Na minha opinião, com a autoridade de quem vem resolver seus próprios transtornos, é disso que trata a “Reforma Psiquiátrica”. Não é mais o domínio do manicômio que tranca e segrega, nem do hospício que encarcera e exclui, menos ainda dos hospitais que contem e estigmatizam. É A PRÁTICA DE UMA EQUIPE QUE CUIDA, com a única receita possível, que vem das ações de AMOR. É assim que venho aprendendo a cuidar de mim mesmo : VIVENDO. Dia-a-dia... caindo e ... Levantando. Encontrando um jeito de me cuidar. Aceitando a atenção de quem me ama, procurando amar (Parece piegas – algo do vocabulário enjoado dos livros de autoajuda). Entretanto, toda técnica aplicada ao psiquismo humano, todas as ciências que tomem o comportamento humano com objeto de estudo, só lograrão êxito em suas aplicações, quando estiverem a serviço do AMOR – DA CONSTRUÇÃO ESPIRITUAL DO AMOR – O EXERCÍCIO DA INTERAÇÃO - escuta & intervenção em HARMONIA – constante COMPREENSÃO – o ver-se n’outro e o fito em tornar-se UM. AMOR !!!

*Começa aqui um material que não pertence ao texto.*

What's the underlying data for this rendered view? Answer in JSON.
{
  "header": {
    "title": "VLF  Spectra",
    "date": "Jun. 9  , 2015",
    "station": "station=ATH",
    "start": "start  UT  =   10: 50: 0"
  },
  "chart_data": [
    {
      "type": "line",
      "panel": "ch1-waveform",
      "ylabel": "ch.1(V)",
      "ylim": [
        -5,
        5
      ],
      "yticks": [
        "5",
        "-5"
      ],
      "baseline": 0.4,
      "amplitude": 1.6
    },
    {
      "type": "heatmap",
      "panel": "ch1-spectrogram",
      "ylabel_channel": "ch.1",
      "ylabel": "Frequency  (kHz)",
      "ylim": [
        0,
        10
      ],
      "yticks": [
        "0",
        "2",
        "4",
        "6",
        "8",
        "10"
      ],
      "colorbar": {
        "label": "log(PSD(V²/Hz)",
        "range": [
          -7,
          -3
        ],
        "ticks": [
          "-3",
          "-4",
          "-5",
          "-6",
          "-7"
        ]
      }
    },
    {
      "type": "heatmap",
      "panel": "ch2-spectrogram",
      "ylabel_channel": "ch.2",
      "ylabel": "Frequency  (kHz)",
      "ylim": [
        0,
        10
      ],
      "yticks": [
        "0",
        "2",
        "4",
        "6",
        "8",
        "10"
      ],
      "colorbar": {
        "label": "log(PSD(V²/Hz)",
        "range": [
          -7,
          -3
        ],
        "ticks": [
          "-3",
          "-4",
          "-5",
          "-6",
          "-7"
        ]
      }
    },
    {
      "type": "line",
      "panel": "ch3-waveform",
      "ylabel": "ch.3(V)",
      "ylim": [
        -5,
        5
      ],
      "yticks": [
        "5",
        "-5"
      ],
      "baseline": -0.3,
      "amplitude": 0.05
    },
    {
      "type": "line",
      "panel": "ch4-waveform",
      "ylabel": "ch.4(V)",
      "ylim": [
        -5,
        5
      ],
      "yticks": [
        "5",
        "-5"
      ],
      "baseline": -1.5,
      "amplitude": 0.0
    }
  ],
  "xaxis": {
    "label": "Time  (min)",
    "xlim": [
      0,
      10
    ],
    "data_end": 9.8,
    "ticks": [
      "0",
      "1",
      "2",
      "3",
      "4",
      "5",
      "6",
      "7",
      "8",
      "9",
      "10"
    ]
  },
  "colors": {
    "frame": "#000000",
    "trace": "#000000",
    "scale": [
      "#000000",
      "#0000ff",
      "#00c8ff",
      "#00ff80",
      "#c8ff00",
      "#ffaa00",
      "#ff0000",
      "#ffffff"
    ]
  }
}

Penso que, quando nossos governantes, com sua “Corte de assessores”, experimentarem este sentido de gerar harmonia que vem do amor, poderão, por exemplo, implantar unidades de CAPS III em solo soteropolitano, e permitir que a rede SUS flua com sucesso (SUScesso), de acordo com a realidade local, pois, ainda precisamos de, ao menos, um “Centro de Convivência”/ mais algumas “Residências Terapêuticas”/ e tantos outros serviços que venham substituir de vez os  hospitais psiquiátricos. Não se trata de “CAPScônios”, nem de reformas decorativas para humanizar hospitais. CAPS III 24hs – lugares de referência, com alguns leitos de acolhimento, que mantenham equipes multidisciplinares revezando-se em turnos, como a cumprir plantões. Isso, para que as pessoas tenham onde recorrer e, quando necessitarem do cuidado especializado, encontrem a atenção biopsicossocial. 

Esse é o cuidado mais perto do real – aquele que identifica & intervém na realidade da crise.

É o cuidado que busca a sanidade. É o propósito óbvio da unidade de saúde:

- ENCONTRAR A SANIDADE, GERAR SAÚDE.

E, como haveremos de chegar a esse lugar que mais parece “a velha Utopia de Erasmo” ???

- Quando nos encontrarmos com o sentimento oculto nesse vocábulo tão desgastado: AMOR.

Porque, quando esse momento acontecer, a gente vem em busca da UNIÃO. 

Gestores responsáveis, Técnicos competentes, Usuários implicados. JUNTOS, seguem ao encontro do melhor modo de servir, uns aos outros, pra chegar à instalação e manutenção de um “Sistema de Saúde” digno do nome, capaz de atender às necessidades de todas as famílias, inclusive às próprias, pois, É UM SISTEMA DE SAÚDE UNIVERSAL, ao qual, TODOS TEM DIREITO – CUMPRAM-SE NOSSOS DIREITOS.

GRATO PELA ATENÇÃO !!!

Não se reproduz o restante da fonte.